Je dirais, une telle formule ne désigne rien qui lui soit extèrieure. Ou je dirais aussi bien : sa signification est enveloppée. Voyez la différence-là ? je voudrais que vous m’accordiez cette différence, la différence fondamentale entre deux formules : « je » de « Je me promène » et « je » de « Je promets ».
-  En disant « Je promets », je promets.
-  En disant « Je me promène », je ne me promème pas pour ça.

Or, si on se demande pourquoi c’est deux cas différents ? L’analyse linguistique vous rend compte parfaitement. C’est que dans un cas comme dit un Anglais, un linguiste anglais :" je fais quelque chose en le disant". Il y a des choses que je fais en le disant. En disant « Je promets », je promets, en disant « Je ferme la fenêtre », je ne ferme pas la fenêtre. En d’autres termes, on dira en ce sens, qu’il y a des "actes de langage", qu’il y a des actes propres au langage, d’où le concept très curieux que les linguistes anglais ont construit de "speech act". L’acte de langage.

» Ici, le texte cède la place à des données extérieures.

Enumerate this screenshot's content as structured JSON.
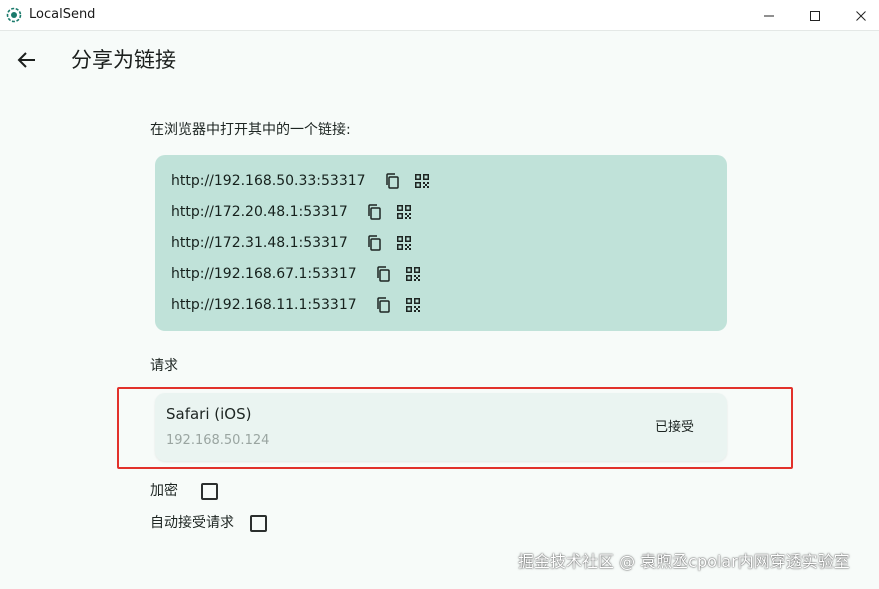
{
  "window": {
    "title": "LocalSend"
  },
  "header": {
    "title": "分享为链接"
  },
  "content": {
    "instruction": "在浏览器中打开其中的一个链接:",
    "links": [
      "http://192.168.50.33:53317",
      "http://172.20.48.1:53317",
      "http://172.31.48.1:53317",
      "http://192.168.67.1:53317",
      "http://192.168.11.1:53317"
    ],
    "requests_label": "请求",
    "request": {
      "device": "Safari (iOS)",
      "ip": "192.168.50.124",
      "status": "已接受"
    },
    "options": {
      "encrypt_label": "加密",
      "encrypt_checked": false,
      "auto_accept_label": "自动接受请求",
      "auto_accept_checked": false
    }
  },
  "watermark": "掘金技术社区 @ 袁煦丞cpolar内网穿透实验室",
  "colors": {
    "accent": "#1a7a6b",
    "link_card_bg": "#c0e2d9",
    "request_card_bg": "#eaf4f1",
    "highlight": "#e2312b"
  },
  "icons": {
    "logo": "localsend-logo-icon",
    "back": "arrow-left-icon",
    "copy": "copy-icon",
    "qr": "qr-code-icon"
  }
}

Il y a des actes de langage qui doivent être distingués des actions, des actions extérieures au langage. « Je ferme la fenêtre » renvoie à une action extérieure au langage. « Je promets » ne renvoie pas à une action extérieure au langage. Lorsque je dis : je déclare « La séance est ouverte », la séance est ouverte. Pas sûr d’ailleurs. Supposons, à première vue, ça peut se dire. Lorsque je dis « La séance est ouverte », la séance était ouverte.

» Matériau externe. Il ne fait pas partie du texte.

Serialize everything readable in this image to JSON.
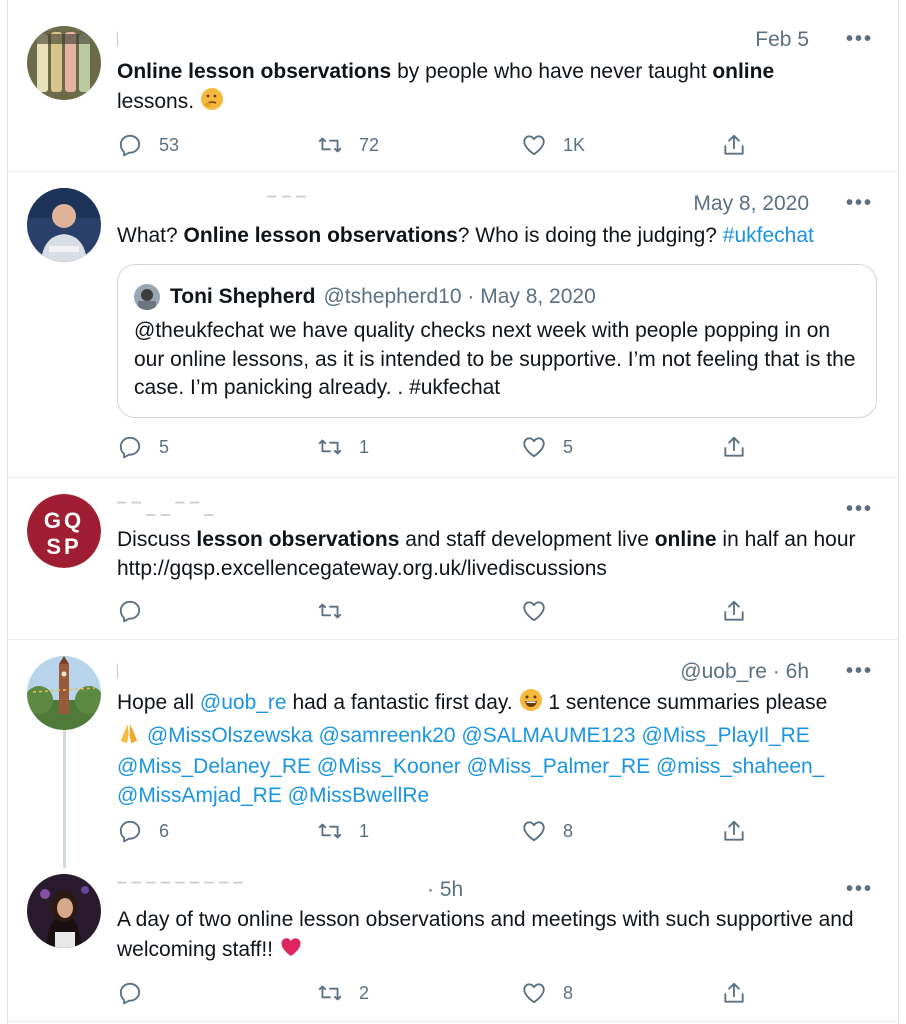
{
  "tweets": [
    {
      "date": "Feb 5",
      "text": [
        {
          "t": "Online lesson observations",
          "b": true
        },
        {
          "t": " by people who have never taught "
        },
        {
          "t": "online",
          "b": true
        },
        {
          "t": " lessons. "
        }
      ],
      "emoji": "thinking-face",
      "replies": "53",
      "retweets": "72",
      "likes": "1K"
    },
    {
      "date": "May 8, 2020",
      "text": [
        {
          "t": "What? "
        },
        {
          "t": "Online lesson observations",
          "b": true
        },
        {
          "t": "? Who is doing the judging? "
        },
        {
          "t": "#ukfechat",
          "link": true
        }
      ],
      "quote": {
        "name": "Toni Shepherd",
        "handle": "@tshepherd10 · May 8, 2020",
        "text": "@theukfechat we have quality checks next week with people popping in on our online lessons, as it is intended to be supportive. I’m not feeling that is the case. I’m panicking already. .  #ukfechat"
      },
      "replies": "5",
      "retweets": "1",
      "likes": "5"
    },
    {
      "avatar_text": [
        "GQ",
        "SP"
      ],
      "text": [
        {
          "t": "Discuss "
        },
        {
          "t": "lesson observations",
          "b": true
        },
        {
          "t": " and staff development live "
        },
        {
          "t": "online",
          "b": true
        },
        {
          "t": " in half an hour http://gqsp.excellencegateway.org.uk/livediscussions"
        }
      ],
      "replies": "",
      "retweets": "",
      "likes": ""
    },
    {
      "date": "@uob_re · 6h",
      "text": [
        {
          "t": "Hope all "
        },
        {
          "t": "@uob_re",
          "link": true
        },
        {
          "t": " had a fantastic first day.  "
        },
        {
          "emoji": "grinning-face"
        },
        {
          "t": " 1 sentence summaries please "
        },
        {
          "emoji": "folded-hands"
        },
        {
          "t": " "
        },
        {
          "t": "@MissOlszewska @samreenk20 @SALMAUME123 @Miss_PlayIl_RE @Miss_Delaney_RE @Miss_Kooner @Miss_Palmer_RE @miss_shaheen_ @MissAmjad_RE @MissBwellRe",
          "link": true
        }
      ],
      "replies": "6",
      "retweets": "1",
      "likes": "8"
    },
    {
      "date": "· 5h",
      "text": [
        {
          "t": "A day of two online lesson observations and meetings with such supportive and welcoming staff!! "
        }
      ],
      "emoji": "heart",
      "replies": "",
      "retweets": "2",
      "likes": "8"
    }
  ],
  "colors": {
    "accent": "#1b95e0",
    "muted": "#5b7083",
    "gqsp": "#a01e32",
    "border": "#e6ecf0"
  }
}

En d’autres termes, Je fais quelque chose en le disant. J’ouvre la séance. Il n’y a pas d’autre moyen d’ouvrir la séance que de dire que la séance est ouverte. C’est un speech act. Vous voyez ? Bon. Alors, bien, j’ai mes deux cas extrêmes : « Je me promène » et « Je promets ». ou bien, si je dis « Je te salue », vous me direz qu’il y a des équivalents. Oui, en effet. Au lieu de déclarer « La séance est ouverte », je peux donner trois petits coups de marteau. Trois petits coups de marteau, c’est pas un speech act. On appellera "speech act" toute formule dont le propre est que quelque chose est fait, lorsqu’on l’a dit. Alors « Je promets » n’est pas du même type que « Je me promène ». Alors bon, je dis, est-ce que c’est si clair que ces deux cas extrêmes ?

Je prends des exemples.
-  Je dis : « Je suppose ». Ça renvoie à quoi ? A quelqu’un.
-  Je dis « Je pense ». Ça renvoie à quelqu’un. On sent que ça va être parfois compliqué.
-  Je dis « Je résonne ». Ça, ça devient assez intéressant. parce que si on mélange tout. Je vois qu’incontestablement Descartes est sans doute...- il avait raison, c’est pas qu’il s’oppose par goût. Descartes est quelqu’un qui pense que la formule « Je pense » est du second type : "Je ne peux pas la dire sans faire quelque chose en le disant, c’est à dire sans penser. Pourquoi ? Parce que parmi les présupposés implicites, il y a l’idée que l’homme pense toujours. Donc que d’une certaine manière, je ne peux pas ne pas penser.

Benveniste, il niera que « Je pense » soit une formule du second type. Il la fera passer du coté du premier type. Bon, c’est vous dire que..., c’est compliqué, chaque fois il faudrait des analyses de formule. Mais j’ai au moins rempli - c’est à ça que je voulais en venir - j’ai au moins rempli une partie de ma construction de problème ; A savoir : qu’est-ce que Benveniste veut dire lorsqu’il centre l’ensemble de langage, non seulement sur le pronom personnel, première et deuxième personne, mais sur quelque chose de plus profond encore, contenu dans le pronom personnel de la première ou de la seconde personne ?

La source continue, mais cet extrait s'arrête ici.